State Representative Jason Powell, D-Davidson County, filed the joint resolution back on Feb. 10. Then on Feb. 24, HJR0093 was assigned to the Departments and Agencies Subcommittee.
If approved, the fate of Tennessee casinos would be left up to voters come November 2022.
Tennessee is one of the last southern states to adopt casino gambling
At this point, it only makes sense for Tennessee to jump on the casino bandwagon.
Casinos around Tennessee continue to pop up in neighboring states, and Tennesseans are flocking there to gamble.
North Carolina has long been the go-to option for east Tennessee residents.
Soon, the Hard Rock Hotel & Casino Bristol plans to open its doors in Bristol, Virginia.
To the west, residents have a plethora of options across the Memphis border in Arkansas and Mississippi.
For Nashville, the closest full-fledged casino lies less than an hour away in southern Illinois.
And although no casinos technically exist in Kentucky, the state has recently won a long-fought battle to permit historical horse racing (HHR) machines in the state. Over 1,500 of these slot-like machines can be found within an hour’s drive of Nashville.
As a result, Tennessee is losing millions of dollars in tax revenue to surrounding jurisdictions.

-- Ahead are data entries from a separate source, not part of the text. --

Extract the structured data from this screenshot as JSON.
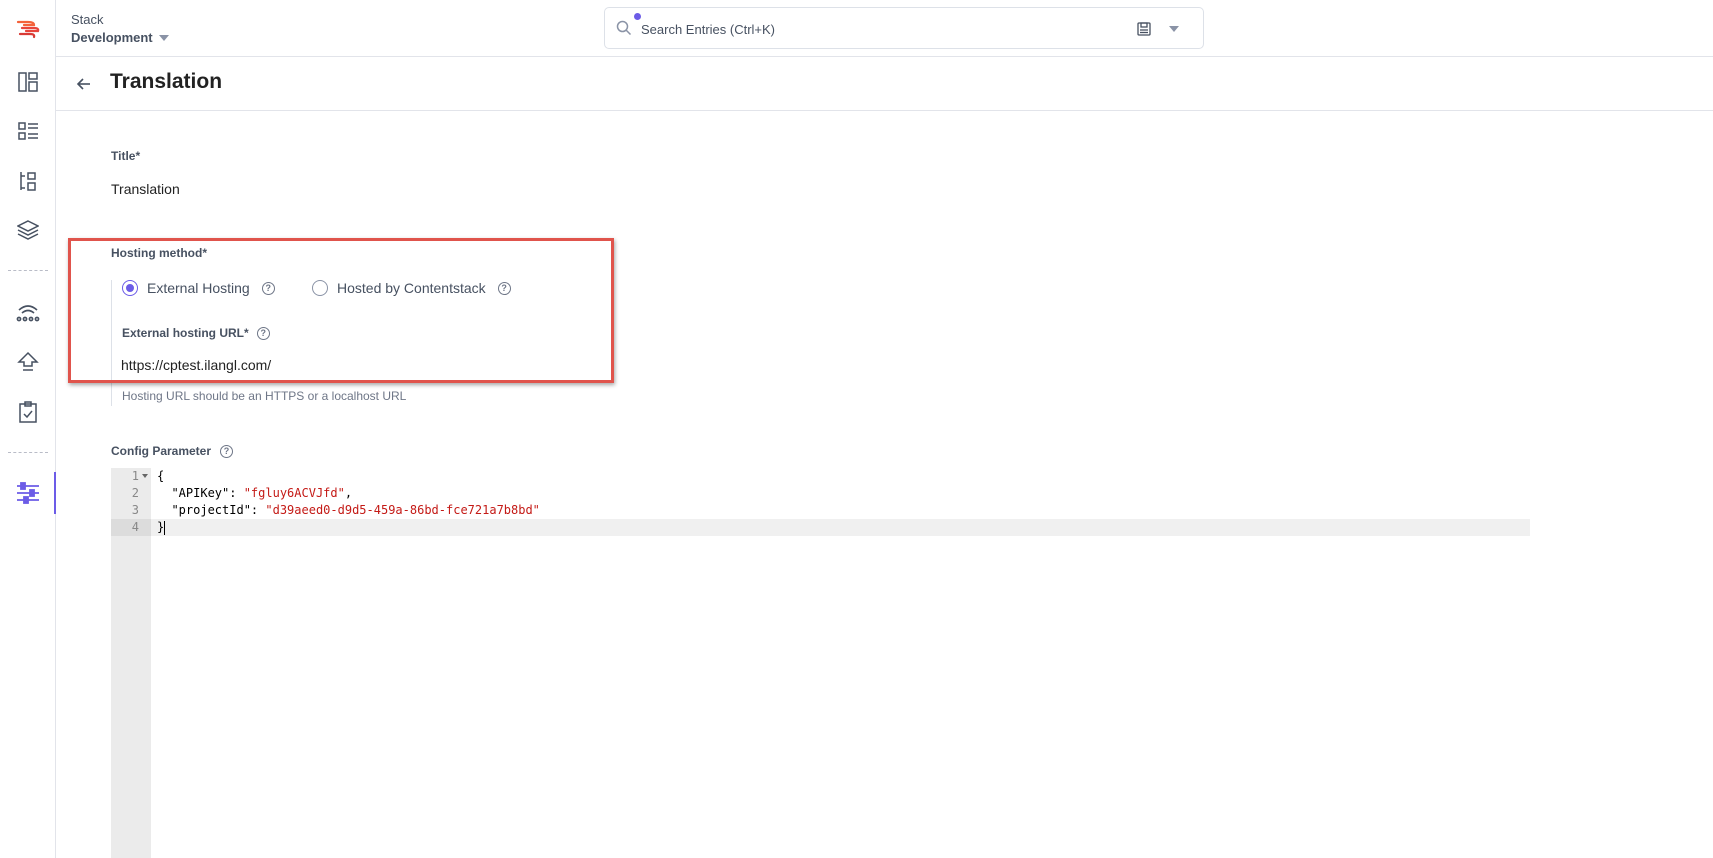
{
  "header": {
    "stack_label": "Stack",
    "stack_name": "Development",
    "search_placeholder": "Search Entries (Ctrl+K)"
  },
  "rail": {
    "icons": [
      "dashboard-icon",
      "entries-list-icon",
      "content-models-icon",
      "assets-layers-icon",
      "releases-icon",
      "publish-queue-icon",
      "tasks-icon",
      "settings-icon"
    ],
    "active": "settings-icon"
  },
  "page": {
    "title": "Translation"
  },
  "form": {
    "title_label": "Title*",
    "title_value": "Translation",
    "hosting_label": "Hosting method*",
    "hosting_options": [
      {
        "label": "External Hosting",
        "selected": true
      },
      {
        "label": "Hosted by Contentstack",
        "selected": false
      }
    ],
    "url_label": "External hosting URL*",
    "url_value": "https://cptest.ilangl.com/",
    "url_hint": "Hosting URL should be an HTTPS or a localhost URL",
    "config_label": "Config Parameter"
  },
  "editor": {
    "line_numbers": [
      "1",
      "2",
      "3",
      "4"
    ],
    "lines": [
      {
        "parts": [
          {
            "t": "{",
            "c": "p"
          }
        ]
      },
      {
        "parts": [
          {
            "t": "  \"APIKey\": ",
            "c": "p"
          },
          {
            "t": "\"fgluy6ACVJfd\"",
            "c": "s"
          },
          {
            "t": ",",
            "c": "p"
          }
        ]
      },
      {
        "parts": [
          {
            "t": "  \"projectId\": ",
            "c": "p"
          },
          {
            "t": "\"d39aeed0-d9d5-459a-86bd-fce721a7b8bd\"",
            "c": "s"
          }
        ]
      },
      {
        "parts": [
          {
            "t": "}",
            "c": "p"
          }
        ]
      }
    ]
  },
  "colors": {
    "accent": "#6c5ce7",
    "highlight_border": "#e0544c",
    "string": "#c41a16"
  }
}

Arkansas’ first two casinos opened April 1, 2019. During the 2020 fiscal year, statewide casino gambling revenue totaled $32.4 million, bringing in $1.2 million in taxes for the state.
Missouri’s more mature market launched casino gambling in 2011. The state gathered a more substantial $255.6 million in tax revenue in 2020.
Tennessee falls to the back of the pack
Tennessee may be leading the way when it comes to sports betting, but as far as casino gambling goes, the Volunteer State finishes dead last.
The only Tennessee neighbor who has yet to permit some form of casino-type gambling is Georgia. Nevertheless, representatives continue to push for its inclusion. Legislators most recently submitted a resolution calling for a limited number of casino resorts in Georgia, doubling down with accompanying facility renderings.
If progress in the Peach State moves forward, Tennessee may very well become the final surrounding state to legalize casinos.
Tennessee’s plan for casino tax revenue could instill much-needed money into the state. It may even satiate disgruntled representatives fighting for K-12 assistance.
For now, legislators are betting on casino gambling being a solution for their school funding problems.